When we meet Eliza she’s still fuming (“Motherfucking cocksucking cocksucker,” quoth she), and in fact that anger and frustration is her default mode for most of the play. There are times when she’s pleading for support or trying to give a professional presentation, but mostly she’s just pissed off, and rightfully so. You have to share Eliza’s frustration when she says, “They said it wasn’t like this anymore. Why is it still like this?!” When she comes full of sharp ideas for a project and Stu latches onto the first superficial detail he can think of to tear the whole thing down in the most condescending manner imaginable, and the others back him up with sycophantic relish, it’s infuriating.
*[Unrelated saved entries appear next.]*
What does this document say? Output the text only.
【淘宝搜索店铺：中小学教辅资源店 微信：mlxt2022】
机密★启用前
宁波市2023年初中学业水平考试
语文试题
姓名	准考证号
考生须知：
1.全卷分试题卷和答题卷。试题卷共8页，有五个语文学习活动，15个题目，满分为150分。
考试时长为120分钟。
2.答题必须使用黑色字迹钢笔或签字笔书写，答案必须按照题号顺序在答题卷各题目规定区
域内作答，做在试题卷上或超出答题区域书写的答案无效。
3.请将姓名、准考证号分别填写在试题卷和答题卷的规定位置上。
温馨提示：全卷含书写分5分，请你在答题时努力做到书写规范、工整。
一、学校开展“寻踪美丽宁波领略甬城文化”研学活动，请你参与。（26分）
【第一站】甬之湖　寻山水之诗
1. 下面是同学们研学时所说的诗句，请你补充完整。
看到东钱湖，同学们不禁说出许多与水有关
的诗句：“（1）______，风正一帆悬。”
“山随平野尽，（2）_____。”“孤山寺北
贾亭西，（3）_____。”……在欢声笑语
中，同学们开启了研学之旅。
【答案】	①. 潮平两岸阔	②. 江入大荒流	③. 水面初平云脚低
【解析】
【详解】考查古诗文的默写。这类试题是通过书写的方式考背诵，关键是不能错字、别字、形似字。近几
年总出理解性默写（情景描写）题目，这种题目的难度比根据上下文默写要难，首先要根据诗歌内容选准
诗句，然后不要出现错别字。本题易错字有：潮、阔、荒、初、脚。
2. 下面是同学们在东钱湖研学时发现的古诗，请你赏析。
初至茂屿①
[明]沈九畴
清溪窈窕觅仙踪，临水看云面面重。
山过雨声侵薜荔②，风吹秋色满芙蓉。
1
Sarah Nealis does a credible job with what’s ultimately a one-note protagonist, and not a particularly likable one. You’re on her side by default because the others are such shits, but she’s also arrogant: she may well be smarter than everyone else, but she’s not going to get far telling people they’re stupid and then expecting them to help her out. While she’s unquestionably right about how dysfunctionally patriarchal the office culture is, her coworkers aren’t entirely wrong about her either.
James Wagner is amusingly aggravating as Weber, the dimbulb golden boy who’s taken seriously although his big ideas are just blather, and Pamela Gaye Walker is particularly funny as Janice, the eager-to-please, two-faced other woman in the office who tells everyone what they want to hear and struggles to keep up with what they’re saying.
Skip Mercier’s sleek set gives a good sense of the open space of the office, with a small glass wall opening into the corridor and a glass top table, both of which move around to suggest different rooms in the office. One particularly nice touch in Greco’s production is to have people passing by in the corridor every now & then during scenes, making it credible when characters talk about overhearing something their coworkers said. Costumer Alex Jaeger’s sharp office attire helps complete the illusion.
The trouble is, the play doesn’t go anywhere. What We’re Up Against was originally produced in 1992 as a short play published in Rebeck’s 2007 Smith and Kraus collection Complete Plays Volume III: Short Plays 1989-2005, and at the time it consisted solely of the conversation between Ben and Stu that opens the full-length play. What’s interesting is that even without knowing that on opening night, my impression at intermission and again when it was all over was that in an hour and 40 minutes the play never progresses past that first scene. That conversation tells us everything we need to know about the office culture, the characters, and the play. Everything that happens afterward is only elaborating upon that first scene, fleshing it out but not really progressing from it.
It’s fun to see the characters we only heard about in the first conversation and find that yeah, they’re pretty much what we’d pictured, and the strong cast has a lot to do with that. There are a couple of cute switcheroos along the way when it seems like maybe the shoe will be on the other foot, but then nothing really happens with them either. And maybe that’s the point–that nothing happens and nothing changes–and that’s no way to run an office, but it’s also not enough to support a play.
What We’re Up Against
Through March 6
Magic Theatre
Fort Mason Center
San Francisco, CA
www.magictheatre.org
Show #13 of 2011, attended February 9.